Prove with induction that $\sum_{k=0}^{n-1}x^{k}=\frac{x^n-1}{x-1}$

Question

Suppose that $x\ne 1$ and $n\in\mathbb{N}^*$. Prove with induction that $$\sum_{k=0}^{n-1}x^{k}=\frac{x^n-1}{x-1}$$

It seems simple but I have tried for I don't know how long by now... Anyone can manage this?

Answer 1

Let $S(n)$ be the statement: $\displaystyle\sum_{k=0}^{n-1}x^{k}=\dfrac{x^{n}-1}{x-1}$

Basis step: $S(1)$:

LHS: $\displaystyle\sum_{k=0}^{(1)-1}x^{k}=x^{0}$

$\hspace{23 mm}=1$

RHS: $\dfrac{x^{(1)}-1}{x-1}=\dfrac{x-1}{x-1}$

$\hspace{27 mm}=1$

$\hspace{73.5 mm}$ LHS $=$ RHS $\hspace{1 mm}$ (verified.)

Inductive step:

Assume $S(m)$ is true, i.e. assume that $\displaystyle\sum_{k=0}^{m-1}x^{k}=\dfrac{x^{m}-1}{x-1}$

$S(m+1)$: $\displaystyle\sum_{k=0}^{(m+1)-1}x^{k}$

$\hspace{17 mm}=\displaystyle\sum_{k=0}^{m}x^{k}$

$\hspace{17 mm}=x^{m}+\displaystyle\sum_{k=0}^{m-1}x^{k}$

$\hspace{17 mm}=x^{m}+\dfrac{x^{m}-1}{x-1}$

$\hspace{17 mm}=\dfrac{x^{m}\hspace{1 mm}(x-1)+x^{m}-1}{x-1}$

$\hspace{17 mm}=\dfrac{x^{m+1}-x^{m}+x^{m}-1}{x-1}$

$\hspace{17 mm}=\dfrac{x^{m+1}-1}{x-1}$

So, $S(m+1)$ is true whenever $S(m)$ is true.
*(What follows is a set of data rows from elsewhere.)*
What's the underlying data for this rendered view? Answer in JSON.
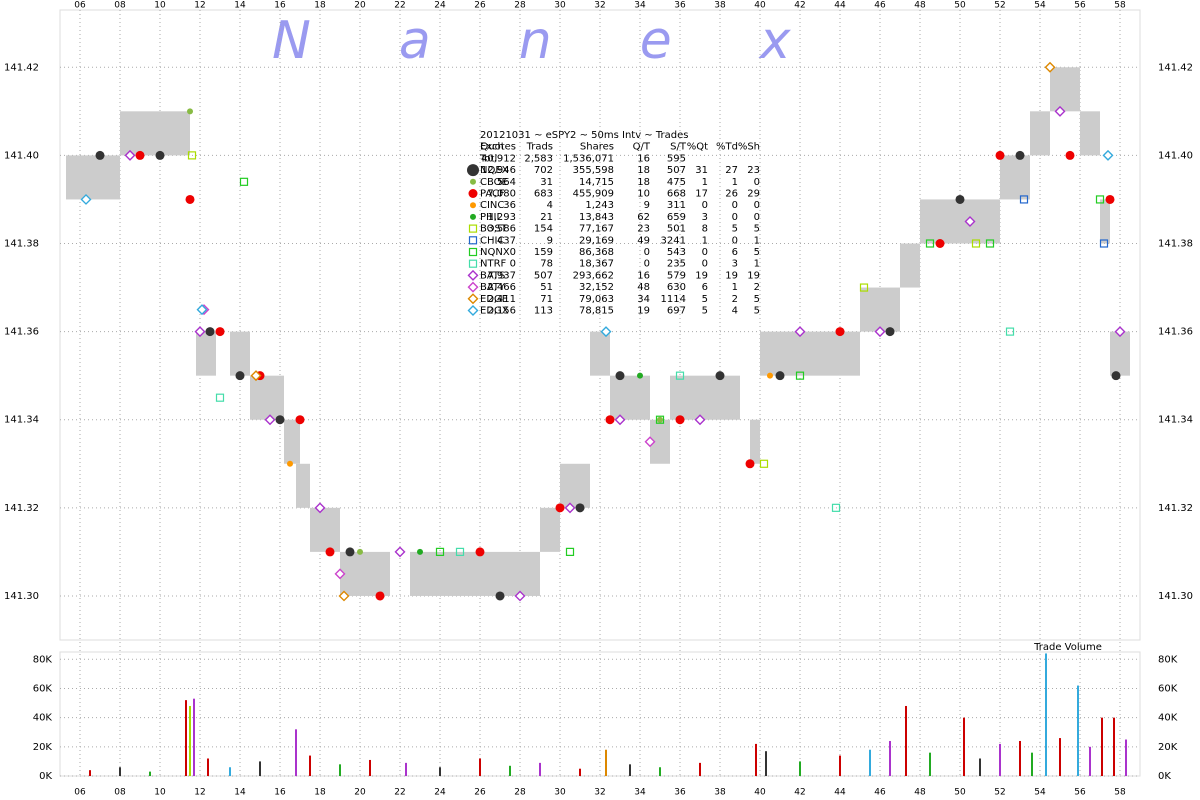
{
  "chart_data": [
    {
      "type": "scatter",
      "title": "Nanex",
      "subtitle": "20121031 ~ eSPY2 ~ 50ms Intv ~ Trades",
      "xlim": [
        5,
        59
      ],
      "xticks": [
        {
          "value": 6,
          "label": "06"
        },
        {
          "value": 8,
          "label": "08"
        },
        10,
        12,
        14,
        16,
        18,
        20,
        22,
        24,
        26,
        28,
        30,
        32,
        34,
        36,
        38,
        40,
        42,
        44,
        46,
        48,
        50,
        52,
        54,
        56,
        58
      ],
      "ylim": [
        141.29,
        141.433
      ],
      "yticks": [
        {
          "value": 141.3,
          "label": "141.30"
        },
        141.32,
        141.34,
        141.36,
        141.38,
        {
          "value": 141.4,
          "label": "141.40"
        },
        141.42
      ],
      "grid": true,
      "columns": [
        "Exch",
        "Quotes",
        "Trads",
        "Shares",
        "Q/T",
        "S/T",
        "%Qt",
        "%Td",
        "%Sh"
      ],
      "total": [
        "Totl",
        "40,912",
        "2,583",
        "1,536,071",
        "16",
        "595"
      ],
      "ranges": {
        "color": "#cccccc",
        "x": [
          5.3,
          8,
          11.8,
          13.5,
          14.5,
          16.2,
          16.8,
          17.5,
          19,
          22.5,
          29,
          30,
          31.5,
          32.5,
          34.5,
          35.5,
          39.5,
          40,
          43,
          45,
          47,
          48,
          49,
          52,
          53.5,
          54.5,
          56,
          57,
          57.5
        ],
        "x_end": [
          8,
          11.5,
          12.8,
          14.5,
          16.2,
          17,
          17.5,
          19,
          21.5,
          29,
          30,
          31.5,
          32.5,
          34.5,
          35.5,
          39,
          40,
          43,
          45,
          47,
          48,
          49,
          52,
          53.5,
          54.5,
          56,
          57,
          57.5,
          58.5
        ],
        "low": [
          141.39,
          141.4,
          141.35,
          141.35,
          141.34,
          141.33,
          141.32,
          141.31,
          141.3,
          141.3,
          141.31,
          141.32,
          141.35,
          141.34,
          141.33,
          141.34,
          141.33,
          141.35,
          141.35,
          141.36,
          141.37,
          141.38,
          141.38,
          141.39,
          141.4,
          141.41,
          141.4,
          141.38,
          141.35
        ],
        "high": [
          141.4,
          141.41,
          141.36,
          141.36,
          141.35,
          141.34,
          141.33,
          141.32,
          141.31,
          141.31,
          141.32,
          141.33,
          141.36,
          141.35,
          141.34,
          141.35,
          141.34,
          141.36,
          141.36,
          141.37,
          141.38,
          141.39,
          141.39,
          141.4,
          141.41,
          141.42,
          141.41,
          141.39,
          141.36
        ]
      },
      "series": [
        {
          "name": "NQEX",
          "color": "#333333",
          "marker": "circle",
          "cells": [
            "12,946",
            "702",
            "355,598",
            "18",
            "507",
            "31",
            "27",
            "23"
          ],
          "x": [
            7,
            10,
            12.5,
            14,
            16,
            19.5,
            27,
            31,
            33,
            38,
            41,
            46.5,
            50,
            53,
            57.8
          ],
          "values": [
            141.4,
            141.4,
            141.36,
            141.35,
            141.34,
            141.31,
            141.3,
            141.32,
            141.35,
            141.35,
            141.35,
            141.36,
            141.39,
            141.4,
            141.35
          ]
        },
        {
          "name": "CBOE",
          "color": "#88bb44",
          "marker": "dot",
          "cells": [
            "564",
            "31",
            "14,715",
            "18",
            "475",
            "1",
            "1",
            "0"
          ],
          "x": [
            11.5,
            20,
            35
          ],
          "values": [
            141.41,
            141.31,
            141.34
          ]
        },
        {
          "name": "PACF",
          "color": "#ee0000",
          "marker": "circle",
          "cells": [
            "7,080",
            "683",
            "455,909",
            "10",
            "668",
            "17",
            "26",
            "29"
          ],
          "x": [
            9,
            11.5,
            13,
            15,
            17,
            18.5,
            21,
            26,
            30,
            32.5,
            36,
            39.5,
            44,
            49,
            52,
            55.5,
            57.5
          ],
          "values": [
            141.4,
            141.39,
            141.36,
            141.35,
            141.34,
            141.31,
            141.3,
            141.31,
            141.32,
            141.34,
            141.34,
            141.33,
            141.36,
            141.38,
            141.4,
            141.4,
            141.39
          ]
        },
        {
          "name": "CINC",
          "color": "#ff9900",
          "marker": "dot",
          "cells": [
            "36",
            "4",
            "1,243",
            "9",
            "311",
            "0",
            "0",
            "0"
          ],
          "x": [
            16.5,
            40.5
          ],
          "values": [
            141.33,
            141.35
          ]
        },
        {
          "name": "PHIL",
          "color": "#22aa22",
          "marker": "dot",
          "cells": [
            "1,293",
            "21",
            "13,843",
            "62",
            "659",
            "3",
            "0",
            "0"
          ],
          "x": [
            23,
            34
          ],
          "values": [
            141.31,
            141.35
          ]
        },
        {
          "name": "BOST",
          "color": "#aadd00",
          "marker": "square",
          "cells": [
            "3,586",
            "154",
            "77,167",
            "23",
            "501",
            "8",
            "5",
            "5"
          ],
          "x": [
            11.6,
            40.2,
            45.2,
            50.8
          ],
          "values": [
            141.4,
            141.33,
            141.37,
            141.38
          ]
        },
        {
          "name": "CHIC",
          "color": "#2266cc",
          "marker": "square",
          "cells": [
            "437",
            "9",
            "29,169",
            "49",
            "3241",
            "1",
            "0",
            "1"
          ],
          "x": [
            53.2,
            57.2
          ],
          "values": [
            141.39,
            141.38
          ]
        },
        {
          "name": "NQNX",
          "color": "#22cc22",
          "marker": "square",
          "cells": [
            "0",
            "159",
            "86,368",
            "0",
            "543",
            "0",
            "6",
            "5"
          ],
          "x": [
            14.2,
            24,
            30.5,
            35,
            42,
            48.5,
            51.5,
            57
          ],
          "values": [
            141.394,
            141.31,
            141.31,
            141.34,
            141.35,
            141.38,
            141.38,
            141.39
          ]
        },
        {
          "name": "NTRF",
          "color": "#44ddaa",
          "marker": "square",
          "cells": [
            "0",
            "78",
            "18,367",
            "0",
            "235",
            "0",
            "3",
            "1"
          ],
          "x": [
            13,
            25,
            36,
            43.8,
            52.5
          ],
          "values": [
            141.345,
            141.31,
            141.35,
            141.32,
            141.36
          ]
        },
        {
          "name": "BATS",
          "color": "#aa33cc",
          "marker": "diamond",
          "cells": [
            "7,937",
            "507",
            "293,662",
            "16",
            "579",
            "19",
            "19",
            "19"
          ],
          "x": [
            8.5,
            12,
            15.5,
            18,
            22,
            28,
            30.5,
            33,
            37,
            42,
            46,
            50.5,
            55,
            58
          ],
          "values": [
            141.4,
            141.36,
            141.34,
            141.32,
            141.31,
            141.3,
            141.32,
            141.34,
            141.34,
            141.36,
            141.36,
            141.385,
            141.41,
            141.36
          ]
        },
        {
          "name": "BATY",
          "color": "#cc44cc",
          "marker": "diamond",
          "cells": [
            "2,466",
            "51",
            "32,152",
            "48",
            "630",
            "6",
            "1",
            "2"
          ],
          "x": [
            12.2,
            19,
            34.5
          ],
          "values": [
            141.365,
            141.305,
            141.335
          ]
        },
        {
          "name": "EDGE",
          "color": "#dd8800",
          "marker": "diamond",
          "cells": [
            "2,411",
            "71",
            "79,063",
            "34",
            "1114",
            "5",
            "2",
            "5"
          ],
          "x": [
            14.8,
            19.2,
            54.5
          ],
          "values": [
            141.35,
            141.3,
            141.42
          ]
        },
        {
          "name": "EDGX",
          "color": "#33aadd",
          "marker": "diamond",
          "cells": [
            "2,156",
            "113",
            "78,815",
            "19",
            "697",
            "5",
            "4",
            "5"
          ],
          "x": [
            6.3,
            12.1,
            32.3,
            57.4
          ],
          "values": [
            141.39,
            141.365,
            141.36,
            141.4
          ]
        }
      ]
    },
    {
      "type": "bar",
      "title": "Trade Volume",
      "xlim": [
        5,
        59
      ],
      "ylim": [
        0,
        85000
      ],
      "yticks": [
        {
          "value": 0,
          "label": "0K"
        },
        {
          "value": 20000,
          "label": "20K"
        },
        {
          "value": 40000,
          "label": "40K"
        },
        {
          "value": 60000,
          "label": "60K"
        },
        {
          "value": 80000,
          "label": "80K"
        }
      ],
      "x": [
        6.5,
        8,
        9.5,
        11.3,
        11.5,
        11.7,
        12.4,
        13.5,
        15,
        16.8,
        17.5,
        19,
        20.5,
        22.3,
        24,
        26,
        27.5,
        29,
        31,
        32.3,
        33.5,
        35,
        37,
        39.8,
        40.3,
        42,
        44,
        45.5,
        46.5,
        47.3,
        48.5,
        50.2,
        51,
        52,
        53,
        53.6,
        54.3,
        55,
        55.9,
        56.5,
        57.1,
        57.7,
        58.3
      ],
      "values": [
        4000,
        6000,
        3000,
        52000,
        48000,
        53000,
        12000,
        6000,
        10000,
        32000,
        14000,
        8000,
        11000,
        9000,
        6000,
        12000,
        7000,
        9000,
        5000,
        18000,
        8000,
        6000,
        9000,
        22000,
        17000,
        10000,
        14000,
        18000,
        24000,
        48000,
        16000,
        40000,
        12000,
        22000,
        24000,
        16000,
        84000,
        26000,
        62000,
        20000,
        40000,
        40000,
        25000
      ],
      "colors": [
        "#cc0000",
        "#333333",
        "#22aa22",
        "#cc0000",
        "#aadd00",
        "#aa33cc",
        "#cc0000",
        "#33aadd",
        "#333333",
        "#aa33cc",
        "#cc0000",
        "#22aa22",
        "#cc0000",
        "#aa33cc",
        "#333333",
        "#cc0000",
        "#22aa22",
        "#aa33cc",
        "#cc0000",
        "#dd8800",
        "#333333",
        "#22aa22",
        "#cc0000",
        "#cc0000",
        "#333333",
        "#22aa22",
        "#cc0000",
        "#33aadd",
        "#aa33cc",
        "#cc0000",
        "#22aa22",
        "#cc0000",
        "#333333",
        "#aa33cc",
        "#cc0000",
        "#22aa22",
        "#33aadd",
        "#cc0000",
        "#33aadd",
        "#aa33cc",
        "#cc0000",
        "#cc0000",
        "#aa33cc"
      ]
    }
  ]
}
Therefore, $\displaystyle\sum_{k=0}^{n-1}x^{k}=\dfrac{x^{n}-1}{x-1}$.

Answer 2

We give some hints for your question:

1) $S_{n+1}-S_n=x^n$

2) $\displaystyle\frac{x^{n+1}-1}{x-1}-\displaystyle\frac{x^{n}-1}{x-1}=x^n$.